Wednesday, April 21, 2010

Baptist leaders applaud Advisory Council

by Kevin Butler
From Jeff Huett of the BJC.

WASHINGTON — Religious leaders representing the Baptist denominations and groups that comprise the Baptist Joint Committee have joined to applaud the work of a 25-member advisory council created by the President to help the administration partner more effectively with private groups — including religious ones— that provide social services.
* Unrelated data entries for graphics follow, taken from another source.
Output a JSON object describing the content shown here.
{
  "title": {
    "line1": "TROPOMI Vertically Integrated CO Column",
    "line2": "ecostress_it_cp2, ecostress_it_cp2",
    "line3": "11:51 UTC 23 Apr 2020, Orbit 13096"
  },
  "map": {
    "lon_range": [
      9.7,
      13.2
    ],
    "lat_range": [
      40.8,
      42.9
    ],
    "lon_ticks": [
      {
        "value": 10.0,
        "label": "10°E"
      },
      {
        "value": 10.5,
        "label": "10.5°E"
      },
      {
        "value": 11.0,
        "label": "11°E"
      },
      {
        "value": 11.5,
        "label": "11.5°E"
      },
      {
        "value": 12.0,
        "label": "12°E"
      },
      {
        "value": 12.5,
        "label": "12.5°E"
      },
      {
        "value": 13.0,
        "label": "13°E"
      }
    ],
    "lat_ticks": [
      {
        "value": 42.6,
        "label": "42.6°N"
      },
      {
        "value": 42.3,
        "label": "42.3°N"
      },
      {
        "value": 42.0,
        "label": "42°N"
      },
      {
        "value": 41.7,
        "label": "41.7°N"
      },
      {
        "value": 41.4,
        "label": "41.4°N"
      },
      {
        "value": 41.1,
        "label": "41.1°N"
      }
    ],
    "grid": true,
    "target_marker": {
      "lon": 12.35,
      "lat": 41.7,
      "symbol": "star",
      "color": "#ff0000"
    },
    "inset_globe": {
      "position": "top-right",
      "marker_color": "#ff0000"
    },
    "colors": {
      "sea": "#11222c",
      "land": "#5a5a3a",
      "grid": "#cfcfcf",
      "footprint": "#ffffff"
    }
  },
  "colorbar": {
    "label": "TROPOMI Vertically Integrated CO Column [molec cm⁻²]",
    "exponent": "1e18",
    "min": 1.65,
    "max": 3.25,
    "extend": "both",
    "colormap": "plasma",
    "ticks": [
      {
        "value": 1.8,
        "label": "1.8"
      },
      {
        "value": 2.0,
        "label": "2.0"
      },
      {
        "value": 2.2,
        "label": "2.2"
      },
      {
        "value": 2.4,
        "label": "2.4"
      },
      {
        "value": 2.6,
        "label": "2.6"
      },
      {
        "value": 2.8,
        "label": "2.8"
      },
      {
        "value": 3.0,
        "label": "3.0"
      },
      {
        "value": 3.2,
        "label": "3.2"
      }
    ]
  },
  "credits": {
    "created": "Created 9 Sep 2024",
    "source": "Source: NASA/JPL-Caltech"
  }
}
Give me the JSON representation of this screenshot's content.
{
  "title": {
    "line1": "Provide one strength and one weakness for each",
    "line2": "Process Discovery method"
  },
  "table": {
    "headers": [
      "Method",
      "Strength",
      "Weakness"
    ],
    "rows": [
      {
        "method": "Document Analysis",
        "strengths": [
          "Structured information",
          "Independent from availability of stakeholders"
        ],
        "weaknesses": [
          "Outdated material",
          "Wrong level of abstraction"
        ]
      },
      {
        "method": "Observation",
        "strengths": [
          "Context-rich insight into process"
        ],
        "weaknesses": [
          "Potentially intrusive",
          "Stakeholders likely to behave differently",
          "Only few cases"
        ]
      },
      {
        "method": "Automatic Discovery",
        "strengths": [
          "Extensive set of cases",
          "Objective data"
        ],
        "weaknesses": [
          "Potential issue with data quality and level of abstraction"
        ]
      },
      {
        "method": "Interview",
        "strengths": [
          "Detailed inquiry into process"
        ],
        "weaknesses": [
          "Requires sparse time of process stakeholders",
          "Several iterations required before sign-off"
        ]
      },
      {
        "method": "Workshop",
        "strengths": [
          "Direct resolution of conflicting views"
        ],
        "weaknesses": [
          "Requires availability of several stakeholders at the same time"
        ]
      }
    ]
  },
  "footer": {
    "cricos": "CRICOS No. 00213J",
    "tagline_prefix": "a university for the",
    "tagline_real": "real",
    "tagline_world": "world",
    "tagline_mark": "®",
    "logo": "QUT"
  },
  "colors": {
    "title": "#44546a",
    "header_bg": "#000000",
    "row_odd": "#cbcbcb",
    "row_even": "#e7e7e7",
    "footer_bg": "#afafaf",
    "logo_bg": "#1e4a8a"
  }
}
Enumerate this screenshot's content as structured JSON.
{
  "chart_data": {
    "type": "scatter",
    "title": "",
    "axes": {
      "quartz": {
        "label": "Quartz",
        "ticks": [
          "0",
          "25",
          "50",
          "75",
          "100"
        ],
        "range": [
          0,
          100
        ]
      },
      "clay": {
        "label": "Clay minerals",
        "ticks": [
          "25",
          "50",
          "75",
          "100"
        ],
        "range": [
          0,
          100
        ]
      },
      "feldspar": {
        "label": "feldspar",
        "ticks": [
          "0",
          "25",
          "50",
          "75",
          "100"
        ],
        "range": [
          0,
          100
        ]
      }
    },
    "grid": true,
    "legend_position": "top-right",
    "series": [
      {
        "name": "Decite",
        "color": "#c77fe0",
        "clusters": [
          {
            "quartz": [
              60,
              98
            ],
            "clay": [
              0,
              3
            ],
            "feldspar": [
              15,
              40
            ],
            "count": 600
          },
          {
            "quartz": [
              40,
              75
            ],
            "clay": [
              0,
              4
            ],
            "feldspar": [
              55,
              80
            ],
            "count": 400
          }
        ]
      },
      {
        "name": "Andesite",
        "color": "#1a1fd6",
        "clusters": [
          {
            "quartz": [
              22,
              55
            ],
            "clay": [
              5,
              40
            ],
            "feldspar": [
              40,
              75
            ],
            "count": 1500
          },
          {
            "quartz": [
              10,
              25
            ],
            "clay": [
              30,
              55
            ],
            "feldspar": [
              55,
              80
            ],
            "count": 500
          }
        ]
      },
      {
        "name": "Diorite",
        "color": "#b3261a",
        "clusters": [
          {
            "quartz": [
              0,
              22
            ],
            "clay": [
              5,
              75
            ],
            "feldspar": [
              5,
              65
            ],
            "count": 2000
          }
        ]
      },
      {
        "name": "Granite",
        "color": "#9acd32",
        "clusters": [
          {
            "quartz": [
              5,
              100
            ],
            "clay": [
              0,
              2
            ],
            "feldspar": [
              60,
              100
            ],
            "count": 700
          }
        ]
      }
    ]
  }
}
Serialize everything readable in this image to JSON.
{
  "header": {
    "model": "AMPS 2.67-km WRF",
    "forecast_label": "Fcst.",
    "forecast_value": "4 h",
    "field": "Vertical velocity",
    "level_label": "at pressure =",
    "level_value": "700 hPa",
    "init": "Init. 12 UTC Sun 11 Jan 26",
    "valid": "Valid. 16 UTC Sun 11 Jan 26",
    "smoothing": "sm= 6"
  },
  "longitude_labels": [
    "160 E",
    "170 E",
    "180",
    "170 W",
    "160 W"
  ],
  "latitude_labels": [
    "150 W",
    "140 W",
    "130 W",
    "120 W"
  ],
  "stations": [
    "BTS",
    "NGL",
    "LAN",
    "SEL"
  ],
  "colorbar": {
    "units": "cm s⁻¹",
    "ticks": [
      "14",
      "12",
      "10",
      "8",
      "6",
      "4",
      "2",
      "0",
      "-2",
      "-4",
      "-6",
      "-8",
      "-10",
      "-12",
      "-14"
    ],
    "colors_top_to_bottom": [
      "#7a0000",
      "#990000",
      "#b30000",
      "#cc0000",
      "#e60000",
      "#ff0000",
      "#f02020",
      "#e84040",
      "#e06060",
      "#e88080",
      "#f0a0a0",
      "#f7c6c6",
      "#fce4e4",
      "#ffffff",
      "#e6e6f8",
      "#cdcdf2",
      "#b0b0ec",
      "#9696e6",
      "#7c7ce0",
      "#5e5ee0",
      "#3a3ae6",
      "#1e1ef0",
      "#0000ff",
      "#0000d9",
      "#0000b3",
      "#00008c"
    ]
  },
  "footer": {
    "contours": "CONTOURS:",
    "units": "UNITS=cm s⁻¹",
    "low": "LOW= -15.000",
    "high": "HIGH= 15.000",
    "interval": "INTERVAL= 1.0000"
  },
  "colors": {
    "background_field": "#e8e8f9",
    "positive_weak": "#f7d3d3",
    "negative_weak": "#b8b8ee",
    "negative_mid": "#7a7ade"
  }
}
In an April 7 letter to President Barack Obama, BJC Executive Director J. Brent Walker explained that the BJC has long affirmed both of the First Amendment’s religion clauses — no establishment and free exercise. He then acknowledged the propriety “of government and religious organizations carefully cooperating in non-financial ways and, even financially, through a separately incorporated religiously affiliated organization, which does not proselytize, require religious worship or discriminate on the basis or religion in hiring.”

“All of this background is to suggest we think the Advisory Council has done a remarkable job in balancing these considerations, exercising a lot of common sense, and upholding constitutional principles that are so important to protecting religious liberty,” Walker wrote.

The Advisory Council approved 12 specific recommendations made by a task force charged with reforming the faith-based office to strengthen the constitutional and legal footing of public-private partnerships. Specifically, it urged clarifying the prohibited uses of direct financial assistance, providing guidance on the protection of religious identity while providing social services and assuring the religious liberty rights of clients and beneficiaries of federal social service funds.

Among the 15 Baptist executives endorsing the letter was Robert Appel, Executive Director of the Seventh Day Baptist General Conference.